The Business Council of Co-operatives and Mutuals (Australia) 2014 National Mutual Economy Report, was launched on Tuesday 18 November at the Council’s Leaders’ Summit in Sydney. The report’s findings demonstrate that the top 100 Australian cooperative and mutual businesses*, including the top 10 member owned superannuation funds, had combined turnover of over AUD 104 billion in the financial year 2012/13 and combined assets of AUD 282 billion.
“Cooperatives and member owned businesses are an under recognized sector of the nation’s economy,” said BCCM Chair and B20 Member, Dr Andrew Crane.
“Australia has 1700 member owned businesses providing numerous benefits to their 13 million members. We are pleased to highlight the contributions of cooperatives and mutuals and the ways in which they excel in creating shared value by reinvesting all profits back into the economy through their members.
The Report found mutual insurers were the biggest part of the sector with AUD 7.6 billion in combined turnover and AUD 10.7 billion in assets, followed by agriculture and then banking and finance.
When ranked by assets held, the mutuals operating in the banking and finance sector topped the list (more than AUD 84 billion).
“If Australia had a ‘ninja’ economy it would be the mutual economy. Member owned businesses excel in their chosen area of the market economy but the sector is largely unseen,” said Melina Morrison, CEO of the Business Council of Co-operatives and Mutuals.
The role of cooperatives and mutuals in a sustainable economy is starting to become part of mainstream Government thinking. A Sector Blueprint was also launched at the Summit, calling on all political parties in Australia to sign up to a Mutuals Charter ensuring government policies do not neglect or prejudice the contribution of cooperative enterprise. The Blueprint is endorsed by the country’s leading cooperative and mutual organizations.

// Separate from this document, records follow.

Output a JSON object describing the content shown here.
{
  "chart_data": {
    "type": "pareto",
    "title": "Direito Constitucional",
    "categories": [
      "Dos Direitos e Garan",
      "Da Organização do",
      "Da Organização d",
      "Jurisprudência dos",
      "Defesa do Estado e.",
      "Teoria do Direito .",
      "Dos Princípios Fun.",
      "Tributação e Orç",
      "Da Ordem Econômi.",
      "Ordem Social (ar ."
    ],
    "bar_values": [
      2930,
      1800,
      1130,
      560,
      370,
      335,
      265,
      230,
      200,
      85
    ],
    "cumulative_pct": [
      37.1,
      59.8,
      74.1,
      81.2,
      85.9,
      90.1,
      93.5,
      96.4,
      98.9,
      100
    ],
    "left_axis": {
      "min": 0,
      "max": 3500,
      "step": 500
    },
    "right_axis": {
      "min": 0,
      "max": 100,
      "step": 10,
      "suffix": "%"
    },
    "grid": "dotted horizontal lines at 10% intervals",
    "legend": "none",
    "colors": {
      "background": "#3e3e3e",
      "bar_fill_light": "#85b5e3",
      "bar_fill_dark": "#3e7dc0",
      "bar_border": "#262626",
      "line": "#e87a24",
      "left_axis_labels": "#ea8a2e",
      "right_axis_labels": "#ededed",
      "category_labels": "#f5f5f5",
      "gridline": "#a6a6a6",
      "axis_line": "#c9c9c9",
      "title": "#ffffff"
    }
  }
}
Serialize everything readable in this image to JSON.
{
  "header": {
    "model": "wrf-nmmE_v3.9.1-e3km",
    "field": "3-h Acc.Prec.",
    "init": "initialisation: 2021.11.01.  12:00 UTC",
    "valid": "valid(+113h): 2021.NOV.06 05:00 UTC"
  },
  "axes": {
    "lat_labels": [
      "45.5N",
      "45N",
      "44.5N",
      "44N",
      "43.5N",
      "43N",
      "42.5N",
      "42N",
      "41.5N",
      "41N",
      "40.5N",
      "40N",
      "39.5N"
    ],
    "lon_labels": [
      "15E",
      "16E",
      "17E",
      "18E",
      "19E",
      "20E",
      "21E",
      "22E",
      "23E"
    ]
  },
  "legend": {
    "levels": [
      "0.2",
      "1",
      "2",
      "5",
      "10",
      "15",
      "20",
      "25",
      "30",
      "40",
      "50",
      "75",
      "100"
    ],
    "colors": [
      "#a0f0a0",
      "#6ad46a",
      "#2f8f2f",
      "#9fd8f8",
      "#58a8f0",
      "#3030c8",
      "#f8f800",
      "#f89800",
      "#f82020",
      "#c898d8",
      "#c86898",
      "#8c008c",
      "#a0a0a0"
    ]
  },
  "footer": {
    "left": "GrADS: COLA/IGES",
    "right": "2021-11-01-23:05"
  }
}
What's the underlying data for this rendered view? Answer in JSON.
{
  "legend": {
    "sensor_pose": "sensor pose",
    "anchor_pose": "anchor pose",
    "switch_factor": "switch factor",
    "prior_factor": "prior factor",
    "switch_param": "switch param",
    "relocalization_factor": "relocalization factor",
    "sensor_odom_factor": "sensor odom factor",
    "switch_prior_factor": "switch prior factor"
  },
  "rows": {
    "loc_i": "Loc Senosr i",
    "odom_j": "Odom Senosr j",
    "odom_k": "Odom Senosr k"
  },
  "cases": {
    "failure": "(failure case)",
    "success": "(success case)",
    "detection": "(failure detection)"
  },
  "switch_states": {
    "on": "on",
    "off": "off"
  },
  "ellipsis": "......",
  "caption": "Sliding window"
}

The Summit brought together chief executives, directors and senior management from leading Australian cooperatives and mutuals as well as thought leaders from the broader business community.
A number of CEO dialogues took place which were high level roundtable discussions, stimulating strong debate about issues that challenge our economy and businesses daily. One such dialogue featured an opening statement by ICMIF’s Senior Vice-President for External Relations, Liz Green in a session on “Marketing mutuality: brand advantage or brand damage?” In this sell-out session participants discussed whether the mutual sector has been quick enough to trumpet its comparative advantage, to measure innovation and embrace its marketing point of difference with the question raised “Can mutuality be marketed?”
Green made reference to ICMIF’ exclusive Global Reputation Report which examined people’s perceptions, sentiments towards and conversations about cooperative/mutual insurers and their competitors.
Speaking about the report, Green said “With global consistency, cooperative and mutual insurers are considered to have well-balanced financial, governance, environmental and social values and that the sector is associated with values associated with sharing profits, sustainability and the long-term. There are however regional variations, with mutual insurers closely associated with sharing profits in developing economies, and associated with taking a long-term approach in the developed economies.
“As a result of this report ICMIF has shifted its strategy to address the issues of global awareness and messaging about the mutual business model. It has pledged to increase the global sector’s total digital content from 14.4 per cent to 20 per cent by 2020.”
* The top 100 data is drawn directly from a study commissioned by the Business Council of Co-operatives and Mutuals and undertaken by the University of Western Australia (UWA): Australia’s Leading Co-operative and Mutual Enterprises 2014 [PDF] published by UWA as a standalone publication.